Major Retirement Planning Tip:

"Only seventeen more years of misery at my job," you may be thinking, "and I get to experience Pension Heaven." You may be right. There is no doubt that retirement can be the best time of our lives. The good news is that many more people enjoy retirement than those who don't.

Unfortunately, retirement often gets a bad rap from many media people and other individuals who themselves have not been able to successfully cope with their retirement plan. Fortunately, however, people who can't cope with retirement are in the minority.

"Retirement works out quite well for people," states Joel Savishinsky, a professor at Ithaca College. Savishinsky, author of Breaking the Watch, adds, "It is not the kind of trauma it has often been pictured in the past."

To be sure, most retired Americans who have implemented their retirement plans are enjoying themselves according to a survey by financial services firm AIG SunAmerica.

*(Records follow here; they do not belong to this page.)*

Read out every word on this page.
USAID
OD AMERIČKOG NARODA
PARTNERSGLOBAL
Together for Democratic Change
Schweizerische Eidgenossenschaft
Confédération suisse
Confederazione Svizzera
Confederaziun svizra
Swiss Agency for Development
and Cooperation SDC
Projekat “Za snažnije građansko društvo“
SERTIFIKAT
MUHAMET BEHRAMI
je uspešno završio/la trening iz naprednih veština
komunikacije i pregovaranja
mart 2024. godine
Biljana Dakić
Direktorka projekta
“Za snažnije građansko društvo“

Similarly, based on a recent survey conducted by Trimark Investment Management, most retired Canadians have no regrets about being retired. The Canadian retirees taking part in the survey claimed that a drop in stress and an increase in intellectual stimulation since they left the workplace are two big advantages of being retired.

A drop in stress and an increase in intellectual stimulation aren't the only advantages that people around the world get to experience when they retire. "Retirement has been very enjoyable for me," declares Pat O'Brien, 65, of East Haddam, Connecticut. "When it snows, I don't have to worry about getting on I-95 to go to work."

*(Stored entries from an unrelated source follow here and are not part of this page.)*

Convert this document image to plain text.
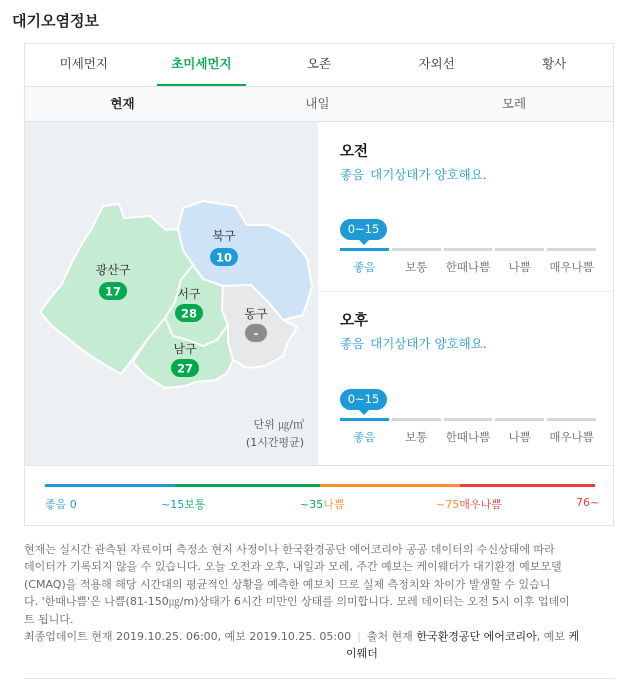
대기오염정보
미세먼지	초미세먼지	오존	자외선	황사
현재	내일	모레
북구
10
광산구
17	서구
28	동구
-
남구
27
단위 ㎍/㎥
(1시간평균)
오전
좋음 대기상태가 양호해요.
0~15
좋음	보통	한때나쁨	나쁨	매우나쁨
오후
좋음 대기상태가 양호해요.
0~15
좋음	보통	한때나쁨	나쁨	매우나쁨
좋음 0	~15보통	~35나쁨	~75매우나쁨	76~
현재는 실시간 관측된 자료이며 측정소 현지 사정이나 한국환경공단 에어코리아 공공 데이터의 수신상태에 따라
데이터가 기록되지 않을 수 있습니다. 오늘 오전과 오후, 내일과 모레, 주간 예보는 케이웨더가 대기환경 예보모델
(CMAQ)을 적용해 해당 시간대의 평균적인 상황을 예측한 예보치 므로 실제 측정치와 차이가 발생할 수 있습니
다. '한때나쁨'은 나쁨(81-150㎍/m)상태가 6시간 미만인 상태를 의미합니다. 모레 데이터는 오전 5시 이후 업데이
트 됩니다.
최종업데이트 현재 2019.10.25. 06:00, 예보 2019.10.25. 05:00 | 출처 현재 한국환경공단 에어코리아, 예보 케
이웨더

Mr. Yong Khin Chong, 56, of Singapore states that more time with his two grandchildren is the biggest perk of retirement. Indeed, after two years of retirement, he claimed that he still didn't have sufficient time to do the things that he would like to do. His retired wife, Madam Ku Lee Nor, also 56, added, ''I don't feel bored at all. It's only now that we have time to travel, read, do gardening, and exercise more regularly.''

The ability to make many choices is another benefit of leaving the work world. "You're free to rediscover who you really are," states retiree Lynn Nelson Paretta, a volunteer with a community service center in Springfield, Virginia. "You're free to go back and build on those aspects you perhaps did not have a chance to express when you were in the working world."

Bill Kalmar of Lake Orion, Michigan shares his love of retirement: "I am thoroughly enjoying retirement! The best part is observing my neighbors drive off to work in the morning knowing that that their day will be filled with jerks, brainless and endless meetings, jerks, vendor lunches where you hold your breath just waiting for the sales pitch until you regurgitate your pasta, more jerks and the eventual company reorganization of the section that was just reorganized last month!"

Clearly, retirement can be the best time of your life. Always keep in mind that you are not retiring from life, just a job. The key to a happy retirement is to make retirement the beginning of life, not the end!